Cross-country skier Dilnigar Ilhamjan, or Dinigeer Yilamujiang in Mandarin, was given this honor because she “seems to have a natural bond with snow,” reported the official news agency Xinhua.
“Pleistocene-Holocene skiing art would suggest skis predated, by thousands of years, Chinese civilization itself, as well as its innovations such as paper (A.D. 105), gunpowder (A.D. 142) and the compass (220 B.C.),” writes Areddy.
“The oldest ski ever found, according to the Guinness World Records, had been preserved in a Swedish peat bog and dates to 2,500 B.C.”
Notable/In Depth
Anti-China rhetoric is not only fanning racism towards Asian Americans but makes it more difficult for the West to counter China’s human rights violations, writes Joanna Chiu, author of China Unbound: A New World Disorder.
During this month which is the 50th anniversary of Nixon’s historic visit to China, listen to this podcast from former New York Times Beijing bureau chief Jane Perlez and WBUR’s Here & Now.
Construction workers, including on Evergrande building sites, made up the majority of strike participants last year, while those employed in the logistics and service industries also protested in large numbers, shows a report by Hong Kong-based China Labour Bulletin.
While strikes have fallen in the manufacturing and mining sectors, “automation and technological developments have changed the nature of labor relations and have threatened the livelihoods of workers in those sectors, raising the potential for worker actions [in coming years] in these still-declining sectors [too],” says the report.

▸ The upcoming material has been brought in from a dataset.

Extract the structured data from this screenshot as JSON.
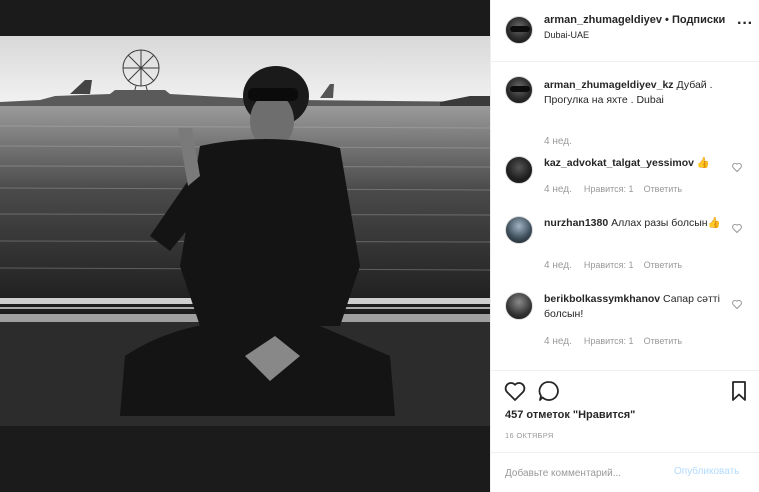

Alumni at China’s elite Peking and Tsinghua universities are petitioning the central government to investigate the case of a trafficked woman who appeared in chains in a recent video that went viral, reports the South China Morning Post’s Mimi Lau.
“The tragic case and suffering of the Xuzhou woman has aroused widespread compassion, concern … as well as unsettling distress and anger,” said the letter from Peking University alumni, dated February 15. The petition was deleted from Weibo shortly after being posted.
Montana vistas
Morning hikes in Montana never fail when it comes to land and cloud vistas.